I ignored that last part. “Okay, okay, let’s start from the beginning. When did Larry first come to you?”
“Technically, I went to him.” She took a long sip of her beer. “About eighteen months ago I got called into my C.O.’s office at the Seven-Seven and he told me to report to One Police Plaza.”
“And Larry Mac was waiting.”
“He said he’d been keeping his eye on me since I got outta the academy. Had my personnel jacket right in front of him. I thought he was going to put the moves on me, you know? I mean, it’s not like every dick with stripes or brass buttons hadn’t used a variation of that ‘keeping my eye on you’ line since the day I got on the job. What’s that look for?” she asked, noticing the smile spreading across my face.
“Believe me, Larry loved women, but you had to understand him. He was an ambitious bastard. If he saw a way you’d be of use to him, your looks would have become beside the point. That was just who he was. And if he saw you were hungry . . . watch out! That was his talent, spotting people’s hungers. So what happened?”
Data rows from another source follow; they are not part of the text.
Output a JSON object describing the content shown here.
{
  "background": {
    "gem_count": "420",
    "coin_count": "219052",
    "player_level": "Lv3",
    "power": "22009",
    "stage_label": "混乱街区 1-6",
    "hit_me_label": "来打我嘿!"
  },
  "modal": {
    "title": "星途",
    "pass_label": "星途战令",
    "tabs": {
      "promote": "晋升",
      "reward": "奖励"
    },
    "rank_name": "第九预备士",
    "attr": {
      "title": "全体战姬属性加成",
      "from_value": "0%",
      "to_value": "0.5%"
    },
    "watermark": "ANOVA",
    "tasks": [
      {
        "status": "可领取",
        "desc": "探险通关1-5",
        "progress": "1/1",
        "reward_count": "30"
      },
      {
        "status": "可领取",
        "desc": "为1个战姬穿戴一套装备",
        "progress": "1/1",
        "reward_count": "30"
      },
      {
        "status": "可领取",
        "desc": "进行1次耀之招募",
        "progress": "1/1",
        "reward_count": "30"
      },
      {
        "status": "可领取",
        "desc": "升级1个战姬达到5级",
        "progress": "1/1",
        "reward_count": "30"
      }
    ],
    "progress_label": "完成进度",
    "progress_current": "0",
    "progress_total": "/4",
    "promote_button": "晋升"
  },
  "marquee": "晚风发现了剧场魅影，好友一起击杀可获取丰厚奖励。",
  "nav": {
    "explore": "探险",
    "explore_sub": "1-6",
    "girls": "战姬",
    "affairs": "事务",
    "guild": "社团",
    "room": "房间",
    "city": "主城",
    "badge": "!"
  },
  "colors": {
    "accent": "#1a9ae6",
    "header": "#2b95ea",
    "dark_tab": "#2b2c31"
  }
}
“So he asked me if I thought I’d make a good detective.”
“What’d you say?”
“I said no, that I’d make a great detective.”
“Let me guess. He put a small box in front of you on the table and told you to go ahead and open it up. Inside, you found the thing you were desperate for, a shield, and Larry said something like, ‘Congratulations, Detective Melendez.’” I could see by her expression I’d gotten it about right.
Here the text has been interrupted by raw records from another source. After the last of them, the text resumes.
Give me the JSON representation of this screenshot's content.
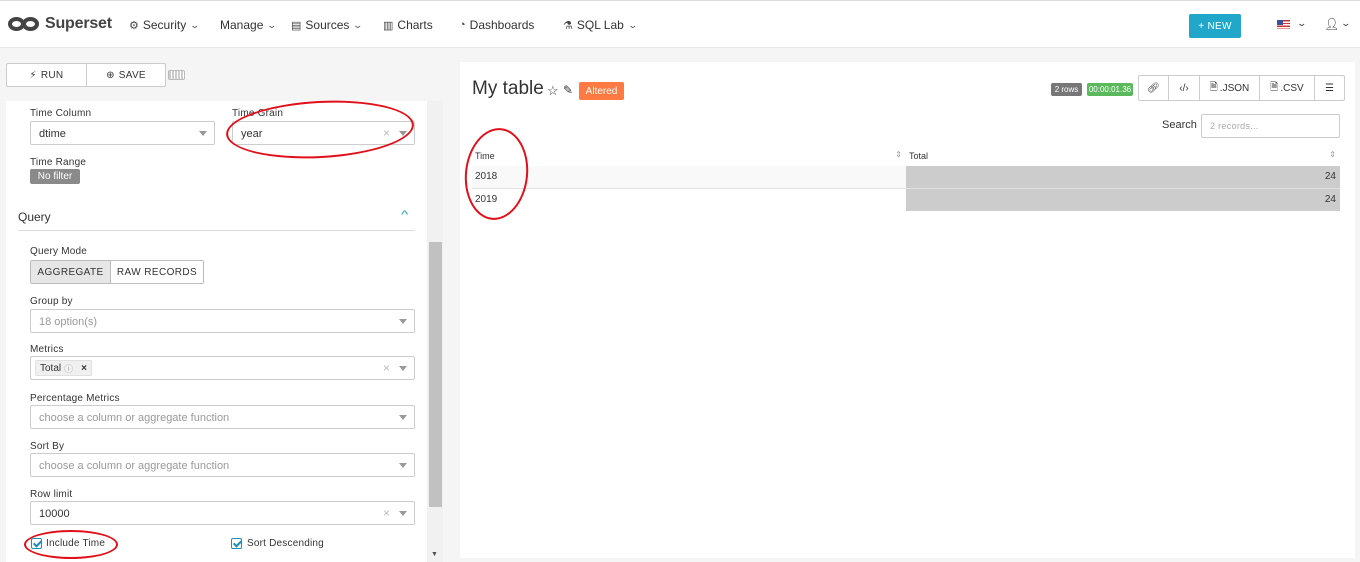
{
  "nav": {
    "brand": "Superset",
    "items": [
      {
        "label": "Security",
        "icon": "⚙",
        "icon_name": "gears-icon",
        "dropdown": true
      },
      {
        "label": "Manage",
        "icon": "",
        "icon_name": "",
        "dropdown": true
      },
      {
        "label": "Sources",
        "icon": "▤",
        "icon_name": "database-icon",
        "dropdown": true
      },
      {
        "label": "Charts",
        "icon": "▥",
        "icon_name": "bar-chart-icon",
        "dropdown": false
      },
      {
        "label": "Dashboards",
        "icon": "◔",
        "icon_name": "dashboard-icon",
        "dropdown": false
      },
      {
        "label": "SQL Lab",
        "icon": "⚗",
        "icon_name": "flask-icon",
        "dropdown": true
      }
    ],
    "new_button": "+ NEW",
    "accent": "#20a7c9"
  },
  "toolbar": {
    "run": "RUN",
    "save": "SAVE"
  },
  "controls": {
    "time_column_label": "Time Column",
    "time_column_value": "dtime",
    "time_grain_label": "Time Grain",
    "time_grain_value": "year",
    "time_range_label": "Time Range",
    "time_range_value": "No filter",
    "query_section": "Query",
    "query_mode_label": "Query Mode",
    "query_mode_aggregate": "AGGREGATE",
    "query_mode_raw": "RAW RECORDS",
    "group_by_label": "Group by",
    "group_by_placeholder": "18 option(s)",
    "metrics_label": "Metrics",
    "metric_tag": "Total",
    "percentage_metrics_label": "Percentage Metrics",
    "percentage_metrics_placeholder": "choose a column or aggregate function",
    "sort_by_label": "Sort By",
    "sort_by_placeholder": "choose a column or aggregate function",
    "row_limit_label": "Row limit",
    "row_limit_value": "10000",
    "include_time_label": "Include Time",
    "sort_descending_label": "Sort Descending"
  },
  "chart": {
    "title": "My table",
    "altered_label": "Altered",
    "altered_color": "#fe7a43",
    "rows_badge": "2 rows",
    "time_badge": "00:00:01.36",
    "actions": [
      ".JSON",
      ".CSV"
    ],
    "search_label": "Search",
    "search_placeholder": "2 records..."
  },
  "table": {
    "columns": [
      "Time",
      "Total"
    ],
    "rows": [
      {
        "time": "2018",
        "total": "24"
      },
      {
        "time": "2019",
        "total": "24"
      }
    ]
  }
}
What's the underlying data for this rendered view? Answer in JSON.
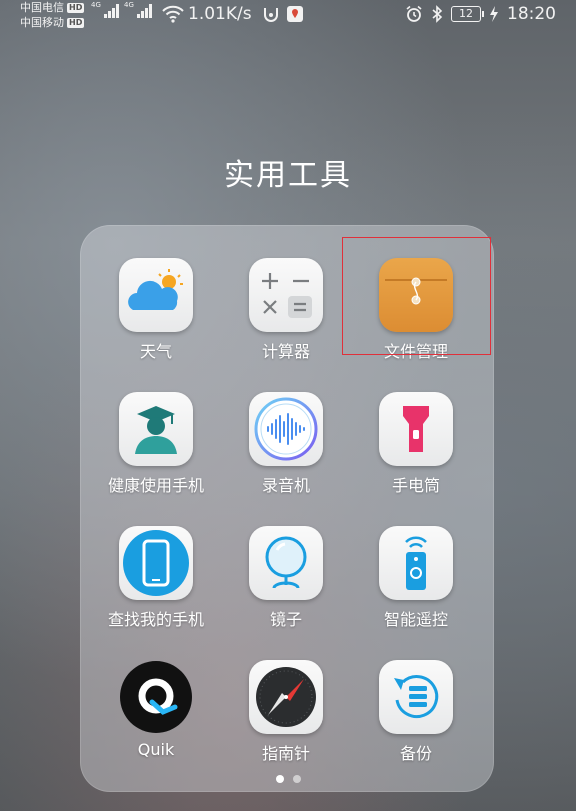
{
  "status_bar": {
    "carrier1": "中国电信",
    "carrier2": "中国移动",
    "hd_badge": "HD",
    "net_type": "4G",
    "speed": "1.01K/s",
    "battery": "12",
    "time": "18:20"
  },
  "folder": {
    "title": "实用工具",
    "apps": [
      {
        "label": "天气",
        "icon": "weather-icon"
      },
      {
        "label": "计算器",
        "icon": "calculator-icon"
      },
      {
        "label": "文件管理",
        "icon": "file-manager-icon"
      },
      {
        "label": "健康使用手机",
        "icon": "health-icon"
      },
      {
        "label": "录音机",
        "icon": "recorder-icon"
      },
      {
        "label": "手电筒",
        "icon": "flashlight-icon"
      },
      {
        "label": "查找我的手机",
        "icon": "find-phone-icon"
      },
      {
        "label": "镜子",
        "icon": "mirror-icon"
      },
      {
        "label": "智能遥控",
        "icon": "remote-icon"
      },
      {
        "label": "Quik",
        "icon": "quik-icon"
      },
      {
        "label": "指南针",
        "icon": "compass-icon"
      },
      {
        "label": "备份",
        "icon": "backup-icon"
      }
    ]
  },
  "pager": {
    "pages": 2,
    "current": 1
  },
  "colors": {
    "highlight": "#e0303a",
    "file_manager": "#e59a3c"
  }
}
“He said he might have special assignments for me from time to time.”
“But not right away. No, he would want to see if you could handle the job and the abuse you were bound to take for getting the bump so early in your career.”
“That’s some spooky shit, Moe, the way you knew him. You even say the words he said.”
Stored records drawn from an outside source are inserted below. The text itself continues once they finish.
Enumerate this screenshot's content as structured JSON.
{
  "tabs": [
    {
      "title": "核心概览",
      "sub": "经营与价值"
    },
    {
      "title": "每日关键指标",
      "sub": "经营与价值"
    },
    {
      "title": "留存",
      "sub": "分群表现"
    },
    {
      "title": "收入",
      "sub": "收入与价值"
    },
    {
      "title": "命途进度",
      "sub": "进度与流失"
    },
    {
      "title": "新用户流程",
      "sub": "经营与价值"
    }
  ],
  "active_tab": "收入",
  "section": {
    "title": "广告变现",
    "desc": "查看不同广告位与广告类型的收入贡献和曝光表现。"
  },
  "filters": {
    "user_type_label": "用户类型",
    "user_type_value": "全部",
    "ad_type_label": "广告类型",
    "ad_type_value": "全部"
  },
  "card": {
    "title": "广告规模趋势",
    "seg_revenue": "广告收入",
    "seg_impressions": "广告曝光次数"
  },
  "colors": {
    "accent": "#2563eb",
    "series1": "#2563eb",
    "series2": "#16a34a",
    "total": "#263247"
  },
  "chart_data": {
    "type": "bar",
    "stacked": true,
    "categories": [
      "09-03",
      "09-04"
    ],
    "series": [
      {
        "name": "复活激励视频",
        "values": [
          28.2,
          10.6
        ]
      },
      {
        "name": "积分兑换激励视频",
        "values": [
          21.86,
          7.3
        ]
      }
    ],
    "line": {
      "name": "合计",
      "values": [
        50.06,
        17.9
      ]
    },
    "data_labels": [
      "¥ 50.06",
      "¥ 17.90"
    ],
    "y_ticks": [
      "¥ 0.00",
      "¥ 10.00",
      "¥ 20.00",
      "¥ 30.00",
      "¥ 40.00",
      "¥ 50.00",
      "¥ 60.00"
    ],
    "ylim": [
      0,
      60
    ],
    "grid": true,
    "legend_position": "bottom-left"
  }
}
“It was hard-learned, what I know about Larry. We came up together. So when did he come back to you with the special assignment?”
“About six months later, when I was in the One-Eleven, he asked me to do some minor crap. He had me check up on someone, another detective. I wasn’t supposed to say anything to anybody, no matter what. Then like a week later, two guys from—”
“—I.A. showed up and wanted to speak to you about this other detective. You didn’t say a word, did you?”
“No.”
“Larry was—”
“—testing me. Yeah, I knew that. It was bullshit. After that, he didn’t call for a long time.”
“How long?”
“I got transferred to the Six-O almost eight months ago. I guess it was four or five months after that.”
“And . . .”
“And he met me at some Cuban-Chinese dive in Hell’s Kitchen. Gave me some equipment, told me how to install it.”
“Did he say why he wanted a wire in—”
“I didn’t ask. I didn’t wanna know. I’m not sure I woulda believed him anyway, no matter what he told me.”
“Clever. Believing Larry was about percentages. But what happened next?”
“Nothing. Chief McDonald and I never spoke again. Most of the time, I even forgot that the wire was there. I never even saw the chief again until . . . you know.”
“Fountain Avenue.”
“Yeah.”
“Okay, is that all of it?”
“That’s it! Tomorrow, I’ll pull the wire.”
“No you won’t. Leave it there,” I barked. “Right now it’s all we got. Maybe we can use it. Does anybody else know?”